Daí surge a bipartição das pessoas. Quem se move no aparelho do Estado usufrui prerrogativas e privilégios, generosos se o rei precisa de ajuda. No outro lado, as pessoas sem prerrogativas nem privilégios, salvo quando elas possuem dinheiro para comprar cargos. O Estado ostenta dois tipos de súditos: os que recebem todas as graças, o clero e a nobreza, e os que integram um terceiro setor sem rosto próprio.
A
Revolução Inglesa do século 17 institui a República, atenua os privilégios,
amplia os direitos universais. Um exemplo: no exército os postos são herdados pelos
nobres ou adquiridos por graça real. Como os aristocratas usam perucas enormes,
símbolo de sua superioridade, os republicanos abolem as ditas perucas,
uniformizam o corte de cabelo, estabelecem critérios de mérito para a entrada
na hierarquia das forças armadas.
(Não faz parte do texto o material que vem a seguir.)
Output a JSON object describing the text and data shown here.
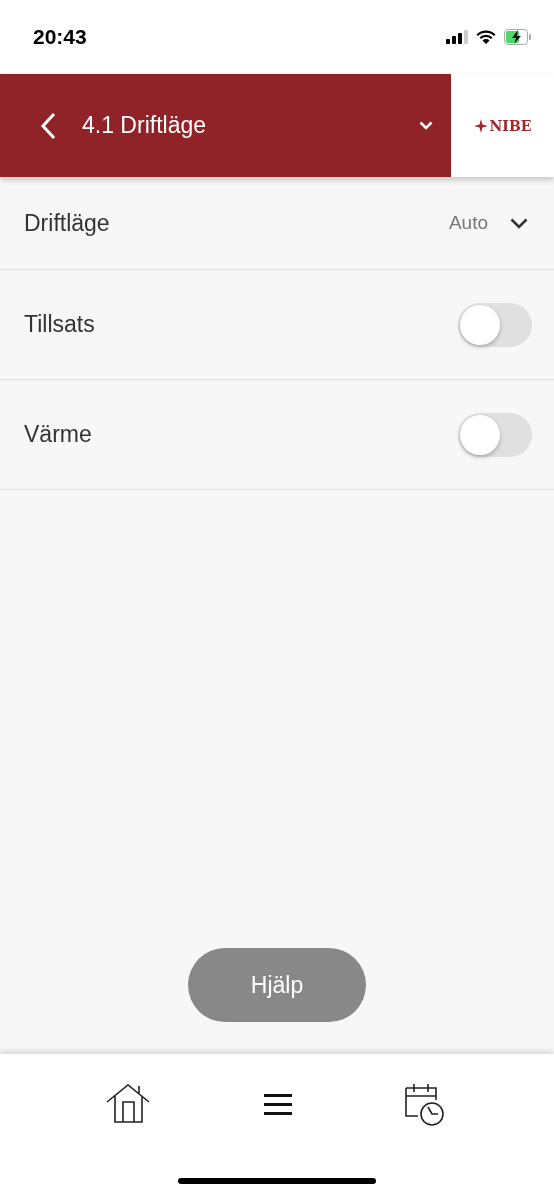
{
  "status_bar": {
    "time": "20:43"
  },
  "header": {
    "title": "4.1 Driftläge",
    "logo": "NIBE"
  },
  "settings": [
    {
      "kind": "select",
      "label": "Driftläge",
      "value": "Auto"
    },
    {
      "kind": "toggle",
      "label": "Tillsats",
      "on": false
    },
    {
      "kind": "toggle",
      "label": "Värme",
      "on": false
    }
  ],
  "help_button": "Hjälp"
}
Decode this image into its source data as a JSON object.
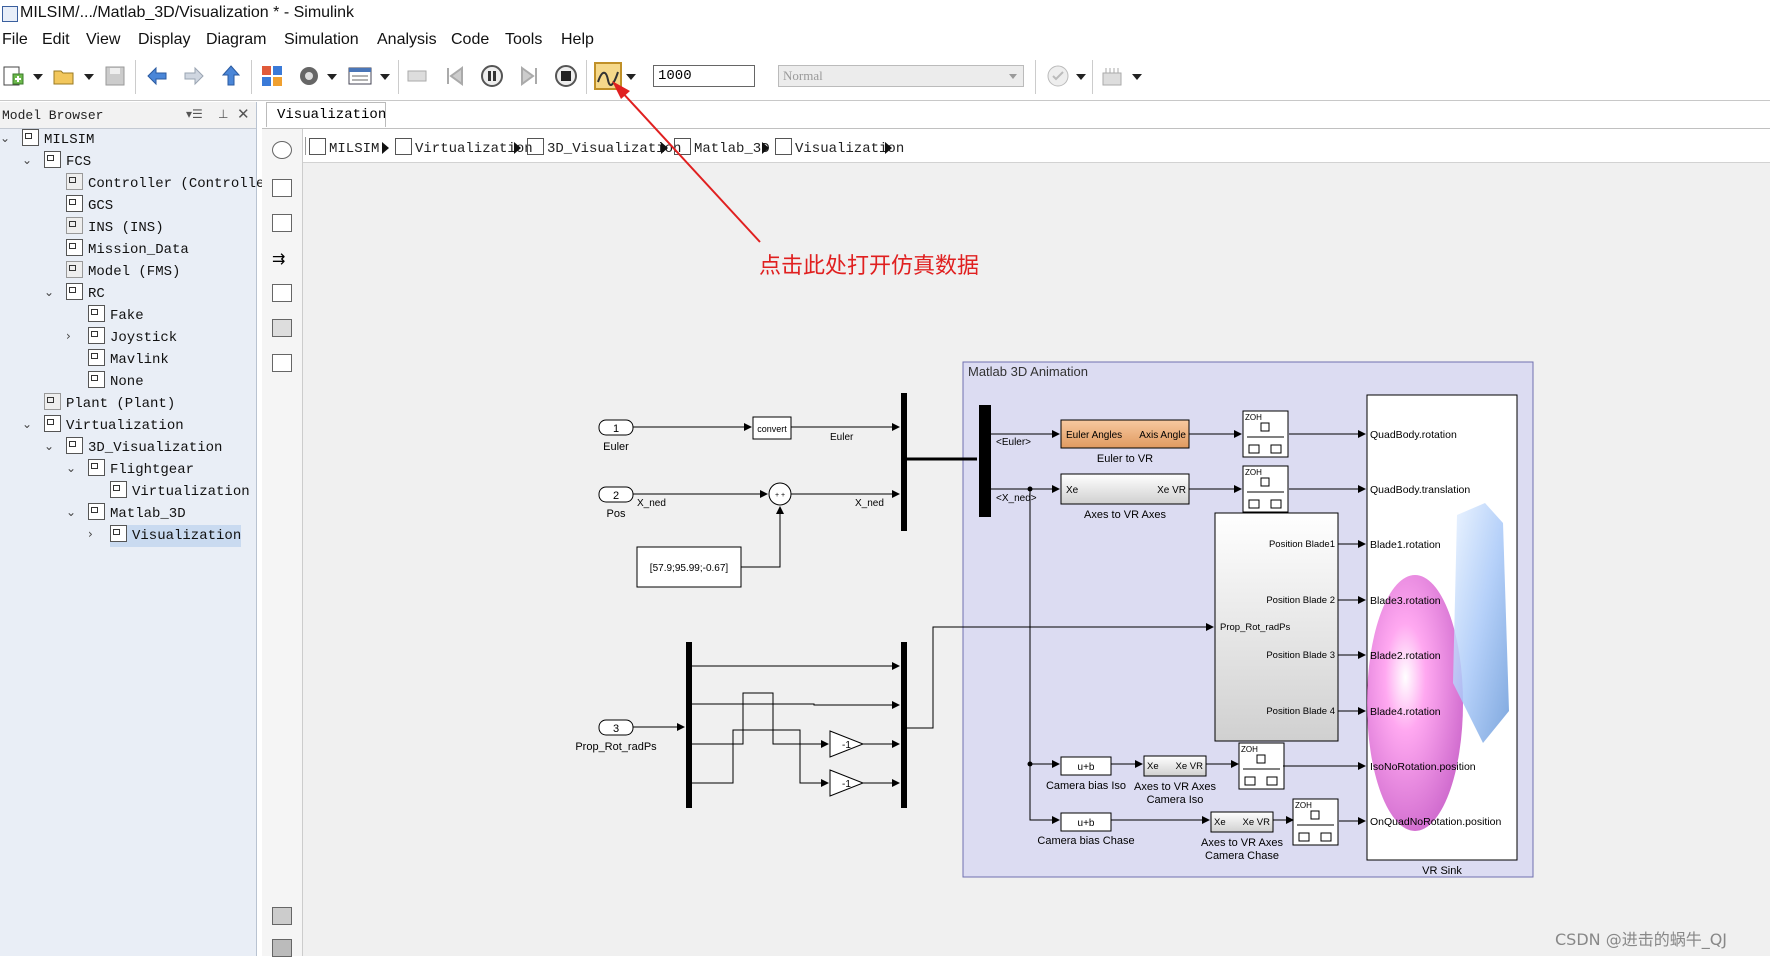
{
  "window": {
    "title": "MILSIM/.../Matlab_3D/Visualization * - Simulink"
  },
  "menu": [
    "File",
    "Edit",
    "View",
    "Display",
    "Diagram",
    "Simulation",
    "Analysis",
    "Code",
    "Tools",
    "Help"
  ],
  "toolbar": {
    "stop_time": "1000",
    "sim_mode": "Normal",
    "icons": [
      "new-model-icon",
      "open-icon",
      "save-icon",
      "back-icon",
      "forward-icon",
      "up-icon",
      "library-browser-icon",
      "model-config-icon",
      "model-explorer-icon",
      "record-icon",
      "step-back-icon",
      "pause-icon",
      "step-forward-icon",
      "stop-icon",
      "simulation-data-inspector-icon",
      "model-advisor-icon",
      "build-icon"
    ]
  },
  "model_browser": {
    "title": "Model Browser",
    "tree": [
      {
        "label": "MILSIM",
        "level": 0,
        "toggle": "expanded",
        "icon": "model"
      },
      {
        "label": "FCS",
        "level": 1,
        "toggle": "expanded",
        "icon": "subsystem"
      },
      {
        "label": "Controller (Controlle",
        "level": 2,
        "toggle": "",
        "icon": "ref"
      },
      {
        "label": "GCS",
        "level": 2,
        "toggle": "",
        "icon": "subsystem"
      },
      {
        "label": "INS (INS)",
        "level": 2,
        "toggle": "",
        "icon": "ref"
      },
      {
        "label": "Mission_Data",
        "level": 2,
        "toggle": "",
        "icon": "subsystem"
      },
      {
        "label": "Model (FMS)",
        "level": 2,
        "toggle": "",
        "icon": "ref"
      },
      {
        "label": "RC",
        "level": 2,
        "toggle": "expanded",
        "icon": "subsystem"
      },
      {
        "label": "Fake",
        "level": 3,
        "toggle": "",
        "icon": "subsystem"
      },
      {
        "label": "Joystick",
        "level": 3,
        "toggle": "collapsed",
        "icon": "subsystem"
      },
      {
        "label": "Mavlink",
        "level": 3,
        "toggle": "",
        "icon": "subsystem"
      },
      {
        "label": "None",
        "level": 3,
        "toggle": "",
        "icon": "subsystem"
      },
      {
        "label": "Plant (Plant)",
        "level": 1,
        "toggle": "",
        "icon": "ref"
      },
      {
        "label": "Virtualization",
        "level": 1,
        "toggle": "expanded",
        "icon": "subsystem"
      },
      {
        "label": "3D_Visualization",
        "level": 2,
        "toggle": "expanded",
        "icon": "subsystem"
      },
      {
        "label": "Flightgear",
        "level": 3,
        "toggle": "expanded",
        "icon": "subsystem"
      },
      {
        "label": "Virtualization",
        "level": 4,
        "toggle": "",
        "icon": "subsystem"
      },
      {
        "label": "Matlab_3D",
        "level": 3,
        "toggle": "expanded",
        "icon": "subsystem"
      },
      {
        "label": "Visualization",
        "level": 4,
        "toggle": "collapsed",
        "icon": "subsystem",
        "selected": true
      }
    ]
  },
  "editor": {
    "tab": "Visualization",
    "breadcrumb": [
      "MILSIM",
      "Virtualization",
      "3D_Visualization",
      "Matlab_3D",
      "Visualization"
    ]
  },
  "diagram": {
    "area_title": "Matlab 3D Animation",
    "inports": [
      {
        "num": "1",
        "name": "Euler"
      },
      {
        "num": "2",
        "name": "Pos"
      },
      {
        "num": "3",
        "name": "Prop_Rot_radPs"
      }
    ],
    "convert_label": "convert",
    "constant_value": "[57.9;95.99;-0.67]",
    "signals": {
      "euler": "Euler",
      "x_ned": "X_ned",
      "x_ned_in": "X_ned",
      "sel_euler": "<Euler>",
      "sel_xned": "<X_ned>",
      "prop": "Prop_Rot_radPs"
    },
    "sum_signs": "+ +",
    "gain_label": "-1",
    "blocks": {
      "euler_to_vr": {
        "in": "Euler Angles",
        "out": "Axis Angle",
        "name": "Euler to VR"
      },
      "axes_to_vr": {
        "in": "Xe",
        "out": "Xe VR",
        "name": "Axes to VR Axes"
      },
      "cam_bias_iso": {
        "label": "u+b",
        "name": "Camera bias Iso"
      },
      "cam_bias_chase": {
        "label": "u+b",
        "name": "Camera bias Chase"
      },
      "axes_iso": {
        "in": "Xe",
        "out": "Xe VR",
        "name": "Axes to VR Axes Camera Iso"
      },
      "axes_chase": {
        "in": "Xe",
        "out": "Xe VR",
        "name": "Axes to VR Axes Camera Chase"
      },
      "zoh": "ZOH",
      "blade": {
        "input": "Prop_Rot_radPs",
        "outputs": [
          "Position Blade1",
          "Position Blade 2",
          "Position Blade 3",
          "Position Blade 4"
        ]
      },
      "vr_sink": {
        "name": "VR Sink",
        "inputs": [
          "QuadBody.rotation",
          "QuadBody.translation",
          "Blade1.rotation",
          "Blade3.rotation",
          "Blade2.rotation",
          "Blade4.rotation",
          "IsoNoRotation.position",
          "OnQuadNoRotation.position"
        ]
      }
    }
  },
  "annotation": "点击此处打开仿真数据",
  "watermark": "CSDN @进击的蜗牛_QJ",
  "colors": {
    "accent_red": "#e02020",
    "orange_block": "#f0b080",
    "area_fill": "#dcdcf2",
    "area_border": "#7070b0",
    "selected": "#c9daf0"
  }
}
É o tempo dos cabelos militares curtos
(os Roundheads,
simultâneos ao New
Model Army, cuja estrutura é oposta à do Antigo Regime), que
desafiam os privilégios dos nobres. Em todos os setores do Estado republicano
ocorrem mudanças rumo à igualdade.
Os
puritanos, expulsos da Inglaterra por sua fé religiosa e política, fundam na
América do Norte um Estado no qual, em vez da pretensa superioridade de elites,
regem o princípio da accountability (retomado
pelos republicanos da ordem democrática grega), a livre imprensa (basta ler a Areopagítica, de John Milton)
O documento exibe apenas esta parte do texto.